The questions came after a May tweet in which Musk said his deal to buy the company was “on hold,” according to a letter dated June 2 released by the SEC Thursday. Staff from the commission had a phone call with Musk and his lawyers the day after the tweet, which they then followed up with the letter.
The letter states, “We note that on May 17, 2022, Elon R. Musk referred to the pending acquisition of Twitter, Inc. and publicly stated via his Twitter feed that ‘[t]his deal cannot move forward’. The term ‘cannot’ suggests that Mr. Musk and his affiliates are exercising a legal right under the terms of the merger agreement to suspend completion of the acquisition of Twitter or otherwise do not intend to complete the acquisition. Yet, we note that the Schedule 13D has not been amended to reflect the apparent material change that has occurred to the facts previously reported under Item 4 of Schedule 13D.”

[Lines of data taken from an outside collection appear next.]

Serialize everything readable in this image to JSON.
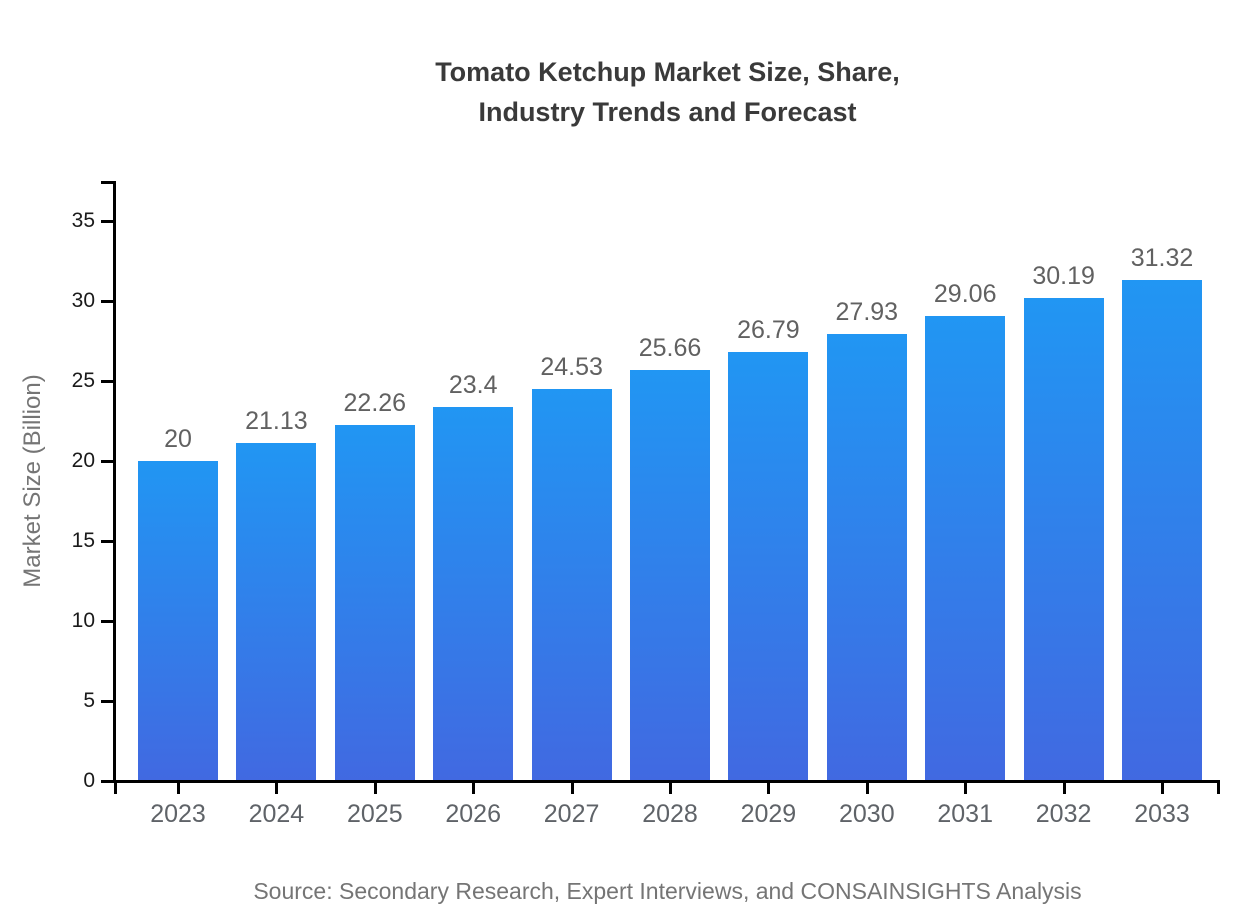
{
  "page": {
    "background": "#ffffff"
  },
  "chart_data": {
    "type": "bar",
    "title": "Tomato Ketchup Market Size, Share, Industry Trends and Forecast",
    "title_lines": [
      "Tomato Ketchup Market Size, Share,",
      "Industry Trends and Forecast"
    ],
    "xlabel": "",
    "ylabel": "Market Size (Billion)",
    "categories": [
      "2023",
      "2024",
      "2025",
      "2026",
      "2027",
      "2028",
      "2029",
      "2030",
      "2031",
      "2032",
      "2033"
    ],
    "values": [
      20,
      21.13,
      22.26,
      23.4,
      24.53,
      25.66,
      26.79,
      27.93,
      29.06,
      30.19,
      31.32
    ],
    "value_labels": [
      "20",
      "21.13",
      "22.26",
      "23.4",
      "24.53",
      "25.66",
      "26.79",
      "27.93",
      "29.06",
      "30.19",
      "31.32"
    ],
    "yticks": [
      0,
      5,
      10,
      15,
      20,
      25,
      30,
      35
    ],
    "ylim": [
      0,
      37.5
    ],
    "grid": false,
    "legend": "none",
    "source_note": "Source: Secondary Research, Expert Interviews, and CONSAINSIGHTS Analysis",
    "colors": {
      "bar_gradient_top": "#2196f3",
      "bar_gradient_bottom": "#4169e1",
      "axis_line": "#000000",
      "title_text": "#3a3a3a",
      "ytick_label": "#1a1a1a",
      "xtick_label": "#5f6368",
      "value_label": "#616161",
      "axis_title_text": "#757575",
      "source_text": "#757575"
    }
  }
}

The SEC asked for Musk to “Provide us with a written analysis in support of any conclusion that an amendment is not required” and also “Include in this analysis a clear statement as to Mr. Musk’s current plans or proposals with respect to the acquisition of Twitter. If a material change has occurred, then promptly amend the Schedule 13D.”
In a letter filed June 7, Musk’s lawyer, Mike Ringler, said the tweet didn’t amount to him backing out of the deal.
“Despite Mr. Musk’s desire to obtain information to evaluate the potential spam and fake accounts, there was no material change to Mr. Musk’s plans and proposals regarding the proposed transaction at such time,” Ringler wrote.
Since Musk began his attempted takeover there have been questions about his filings. On April 4, the day Musk first disclosed a 9.2% stake in the company, the SEC wrote a letter to Musk asking why he didn’t file his Schedule 13G when he acquired 5% of the company’s stock on March 14.
According to SEC rules, he was required to make that disclosure by March 24 — 10 days after he reached the 5% threshold. The commission publicly posted that letter in May.